Acked-by: Ben Segall <[email protected]>

The only question I see is if we care about avoiding the overhead for
non-cfsb cases, but cgroup attach is already slow enough that it's
probably not a real problem, and it's reasonable to check if it's still
right to run this task in general.

2020-01-29 11:35:28

by tip-bot2 for Jacob Pan

[permalink] [raw]
Subject: [tip: sched/core] sched/fair: Prevent unlimited runtime on throttled group

The following commit has been merged into the sched/core branch of tip:

Commit-ID: 2a4b03ffc69f2dedc6388e9a6438b5f4c133a40d
Gitweb: https://git.kernel.org/tip/2a4b03ffc69f2dedc6388e9a6438b5f4c133a40d
Author: Vincent Guittot <[email protected]>
AuthorDate: Tue, 14 Jan 2020 15:13:56 +01:00
Committer: Ingo Molnar <[email protected]>
CommitterDate: Tue, 28 Jan 2020 21:36:58 +01:00

sched/fair: Prevent unlimited runtime on throttled group

When a running task is moved on a throttled task group and there is no
other task enqueued on the CPU, the task can keep running using 100% CPU
whatever the allocated bandwidth for the group and although its cfs rq is
throttled. Furthermore, the group entity of the cfs_rq and its parents are
not enqueued but only set as curr on their respective cfs_rqs.
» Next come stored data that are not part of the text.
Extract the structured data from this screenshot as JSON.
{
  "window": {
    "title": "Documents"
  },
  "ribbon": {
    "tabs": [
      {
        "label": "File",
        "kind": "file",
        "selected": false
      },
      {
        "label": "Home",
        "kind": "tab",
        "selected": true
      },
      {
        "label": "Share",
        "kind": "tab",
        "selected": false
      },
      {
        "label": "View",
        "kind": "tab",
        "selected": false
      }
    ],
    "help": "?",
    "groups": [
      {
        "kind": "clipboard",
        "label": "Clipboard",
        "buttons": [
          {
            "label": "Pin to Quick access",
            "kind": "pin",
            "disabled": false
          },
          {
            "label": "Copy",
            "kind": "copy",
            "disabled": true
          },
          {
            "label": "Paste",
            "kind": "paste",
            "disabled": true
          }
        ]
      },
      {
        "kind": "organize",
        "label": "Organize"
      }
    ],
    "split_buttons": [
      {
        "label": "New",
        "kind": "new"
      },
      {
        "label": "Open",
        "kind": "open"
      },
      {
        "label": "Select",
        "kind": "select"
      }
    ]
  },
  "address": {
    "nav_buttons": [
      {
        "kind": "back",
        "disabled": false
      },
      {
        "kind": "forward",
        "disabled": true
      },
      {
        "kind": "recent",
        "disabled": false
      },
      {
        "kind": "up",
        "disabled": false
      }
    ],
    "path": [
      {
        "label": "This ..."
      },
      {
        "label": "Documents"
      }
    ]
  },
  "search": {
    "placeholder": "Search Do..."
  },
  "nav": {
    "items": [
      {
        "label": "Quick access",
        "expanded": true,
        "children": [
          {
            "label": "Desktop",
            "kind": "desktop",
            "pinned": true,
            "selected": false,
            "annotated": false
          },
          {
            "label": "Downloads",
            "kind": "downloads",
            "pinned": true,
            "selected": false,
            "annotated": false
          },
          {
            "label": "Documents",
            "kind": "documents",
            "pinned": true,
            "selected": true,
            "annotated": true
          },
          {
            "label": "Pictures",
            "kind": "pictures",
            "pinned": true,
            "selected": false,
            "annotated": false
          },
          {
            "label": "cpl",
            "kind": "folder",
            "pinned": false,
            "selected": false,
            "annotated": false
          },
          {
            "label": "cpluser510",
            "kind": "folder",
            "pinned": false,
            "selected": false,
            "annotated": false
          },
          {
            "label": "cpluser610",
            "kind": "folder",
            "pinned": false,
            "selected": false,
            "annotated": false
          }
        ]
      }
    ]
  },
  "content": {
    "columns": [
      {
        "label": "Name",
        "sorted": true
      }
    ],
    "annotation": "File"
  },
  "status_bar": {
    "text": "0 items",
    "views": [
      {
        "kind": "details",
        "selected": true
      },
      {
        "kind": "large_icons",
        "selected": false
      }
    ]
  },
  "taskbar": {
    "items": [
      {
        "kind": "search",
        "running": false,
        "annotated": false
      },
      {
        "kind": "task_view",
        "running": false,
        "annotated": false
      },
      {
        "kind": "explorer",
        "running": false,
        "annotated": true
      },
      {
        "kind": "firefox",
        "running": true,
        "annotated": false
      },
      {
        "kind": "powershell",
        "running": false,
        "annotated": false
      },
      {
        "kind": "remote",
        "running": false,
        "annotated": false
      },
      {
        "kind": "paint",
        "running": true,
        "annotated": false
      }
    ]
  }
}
We have the following sequence:

sched_move_task
-dequeue_task: dequeue task and group_entities.
-put_prev_task: put task and group entities.
-sched_change_group: move task to new group.
-enqueue_task: enqueue only task but not group entities because cfs_rq is
throttled.
-set_next_task : set task and group_entities as current sched_entity of
their cfs_rq.

Another impact is that the root cfs_rq runnable_load_avg at root rq stays
null because the group_entities are not enqueued. This situation will stay
the same until an "external" event triggers a reschedule. Let trigger it
immediately instead.

Signed-off-by: Vincent Guittot <[email protected]>
Signed-off-by: Peter Zijlstra (Intel) <[email protected]>
Signed-off-by: Ingo Molnar <[email protected]>
Acked-by: Ben Segall <[email protected]>
Link: https://lkml.kernel.org/r/[email protected]
---
kernel/sched/core.c | 9 ++++++++-
1 file changed, 8 insertions(+), 1 deletion(-)

diff --git a/kernel/sched/core.c b/kernel/sched/core.c
index a8a5d5b..89e54f3 100644
--- a/kernel/sched/core.c
+++ b/kernel/sched/core.c
@@ -7072,8 +7072,15 @@ void sched_move_task(struct task_struct *tsk)

if (queued)
enqueue_task(rq, tsk, queue_flags);
- if (running)
+ if (running) {
set_next_task(rq, tsk);
+ /*
+ * After changing group, the running task may have joined a
+ * throttled one but it's still the running task. Trigger a
+ * resched to make sure that task can still run.
+ */
+ resched_curr(rq);
+ }

task_rq_unlock(rq, tsk, &rf);
}